Lo otro es más complicado. Ser un traidor.Aquí entra a jugar la ética. Cada ser humano tiene sus fronteras propias, sus límites, sabe hasta dónde puede llegar para no convertirse en un ser infame. Le llaman ética. Yo le llamo la línea oscura. Todos los escritores (hablo de escritores de verdad, los que van al fondo cueste lo que cueste, no de los artesanos que se dedican a escribir entretenimientos light) tienen que enfrentar siempre el dilema esencial: escribo o no esta historia sobre gente muy cercana a mí. Si la escribo y se publica, ¿qué pasará cuándo la lean? La hija de James Joyce, por ejemplo, recordaba de un modo muy feo a su padre después de muerto: "Era un cabrón que siempre nos estaba observando".

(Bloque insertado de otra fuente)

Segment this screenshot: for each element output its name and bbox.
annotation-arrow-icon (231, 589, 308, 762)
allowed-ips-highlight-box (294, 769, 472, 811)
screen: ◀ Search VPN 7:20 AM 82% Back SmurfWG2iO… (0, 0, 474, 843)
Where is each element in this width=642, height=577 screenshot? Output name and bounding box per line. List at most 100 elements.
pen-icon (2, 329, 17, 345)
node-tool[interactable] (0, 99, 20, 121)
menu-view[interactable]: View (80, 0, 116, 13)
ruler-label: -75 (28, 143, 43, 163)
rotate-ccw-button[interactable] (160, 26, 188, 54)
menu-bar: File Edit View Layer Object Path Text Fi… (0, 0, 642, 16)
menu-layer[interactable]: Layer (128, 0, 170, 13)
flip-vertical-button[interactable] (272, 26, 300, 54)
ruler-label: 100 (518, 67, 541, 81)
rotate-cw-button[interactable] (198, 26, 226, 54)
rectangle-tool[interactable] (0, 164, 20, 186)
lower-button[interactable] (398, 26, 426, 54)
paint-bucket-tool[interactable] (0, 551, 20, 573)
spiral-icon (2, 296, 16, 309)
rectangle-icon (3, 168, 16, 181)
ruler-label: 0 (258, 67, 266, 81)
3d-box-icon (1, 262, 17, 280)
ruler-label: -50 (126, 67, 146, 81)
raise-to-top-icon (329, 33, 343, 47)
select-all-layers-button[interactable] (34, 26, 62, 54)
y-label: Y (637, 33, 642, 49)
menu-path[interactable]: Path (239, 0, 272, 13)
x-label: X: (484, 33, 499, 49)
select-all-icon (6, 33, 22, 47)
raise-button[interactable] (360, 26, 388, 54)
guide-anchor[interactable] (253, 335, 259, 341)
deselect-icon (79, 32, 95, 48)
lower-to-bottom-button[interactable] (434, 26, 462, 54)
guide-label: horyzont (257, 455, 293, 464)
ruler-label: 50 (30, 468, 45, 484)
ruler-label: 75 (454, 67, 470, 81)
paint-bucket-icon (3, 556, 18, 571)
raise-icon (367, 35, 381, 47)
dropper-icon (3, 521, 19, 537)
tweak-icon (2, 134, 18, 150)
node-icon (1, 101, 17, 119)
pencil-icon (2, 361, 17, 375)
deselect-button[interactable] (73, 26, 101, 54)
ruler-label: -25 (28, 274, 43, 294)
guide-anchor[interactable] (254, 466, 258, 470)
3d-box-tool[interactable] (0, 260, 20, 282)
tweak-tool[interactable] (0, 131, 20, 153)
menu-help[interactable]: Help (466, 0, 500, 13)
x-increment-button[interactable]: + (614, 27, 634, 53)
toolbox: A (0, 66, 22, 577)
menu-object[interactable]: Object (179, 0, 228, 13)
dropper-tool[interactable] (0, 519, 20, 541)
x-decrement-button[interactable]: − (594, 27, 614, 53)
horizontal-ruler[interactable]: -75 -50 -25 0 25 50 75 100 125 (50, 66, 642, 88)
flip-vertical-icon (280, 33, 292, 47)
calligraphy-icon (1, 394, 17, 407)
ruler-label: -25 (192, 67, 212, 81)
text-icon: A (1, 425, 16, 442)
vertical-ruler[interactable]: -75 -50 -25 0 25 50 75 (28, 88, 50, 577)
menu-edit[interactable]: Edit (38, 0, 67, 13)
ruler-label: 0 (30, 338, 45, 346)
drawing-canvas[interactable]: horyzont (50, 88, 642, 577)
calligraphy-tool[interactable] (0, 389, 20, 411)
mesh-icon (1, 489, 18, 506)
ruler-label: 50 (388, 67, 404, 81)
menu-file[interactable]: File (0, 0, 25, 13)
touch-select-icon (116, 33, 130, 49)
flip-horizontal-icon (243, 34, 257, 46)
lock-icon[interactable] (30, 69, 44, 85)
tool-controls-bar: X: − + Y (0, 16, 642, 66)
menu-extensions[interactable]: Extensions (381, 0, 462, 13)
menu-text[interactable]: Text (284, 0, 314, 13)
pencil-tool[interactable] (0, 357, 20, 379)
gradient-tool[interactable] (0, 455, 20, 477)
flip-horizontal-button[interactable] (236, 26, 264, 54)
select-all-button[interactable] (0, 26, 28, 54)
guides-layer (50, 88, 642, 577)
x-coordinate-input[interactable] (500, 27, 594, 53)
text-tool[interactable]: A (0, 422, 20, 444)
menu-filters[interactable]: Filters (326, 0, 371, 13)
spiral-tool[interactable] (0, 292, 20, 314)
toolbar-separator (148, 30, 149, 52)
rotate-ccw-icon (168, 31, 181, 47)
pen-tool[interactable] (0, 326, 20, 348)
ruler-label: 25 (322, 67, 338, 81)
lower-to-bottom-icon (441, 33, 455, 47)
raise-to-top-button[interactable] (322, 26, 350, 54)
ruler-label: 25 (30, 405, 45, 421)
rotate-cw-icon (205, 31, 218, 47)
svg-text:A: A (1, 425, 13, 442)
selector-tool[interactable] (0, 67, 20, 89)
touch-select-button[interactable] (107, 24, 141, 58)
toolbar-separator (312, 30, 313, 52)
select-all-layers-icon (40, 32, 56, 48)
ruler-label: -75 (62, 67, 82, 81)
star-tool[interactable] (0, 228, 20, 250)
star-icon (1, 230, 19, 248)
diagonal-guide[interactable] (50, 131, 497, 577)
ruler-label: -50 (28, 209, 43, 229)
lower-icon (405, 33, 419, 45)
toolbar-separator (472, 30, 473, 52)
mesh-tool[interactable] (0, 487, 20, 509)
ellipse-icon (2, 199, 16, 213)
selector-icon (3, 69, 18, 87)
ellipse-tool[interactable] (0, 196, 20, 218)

A mí me ha pasado con cada uno de mis libros. En todos aparecen personas y situaciones reales. Cambio nombres, lugares, modifico algo, añado, pero si cambio demasiado el relato deja de funcionar. Así que tampoco me queda un margen amplio. Una novela que acabo de terminar  me mantuvo indeciso durante 21 años. Todo ese tiempo en el limbo. No me atrevía a escribirla. No podía. Porque me parecía que traicionaba a un gran amigo de la infancia y la juventud. Finalmente mi compañera me contó una mañana, mientras desayunábamos, una historia muy simpática relacionada con una tía suya en Madrid. Y ¡Pramm! llegó la iluminación: Claro, el primer capítulo empezaba ahí. Me senté y la escribí de un tirón en muy pocos meses.

Creo que el subconsciente trabaja siempre a favor del escritor. Es algo mágico. Sufres durante dos décadas por una historia que sabes que tienes que contar porque será útil, será necesaria para los lectores, no es un simple divertimento. Y no la puedes escribir. Es agónico. Hasta que de pronto sucede algo y ahí salta la historia completa. Se te ofrece para que la atrapes y la escribas sin perder tiempo.  De algún modo has cambiado lo que realmente sucedió. Así que te quedas con la conciencia tranquila. No has traicionado a nadie y has escrito lo que querías.  Este es un oficio muy extraño.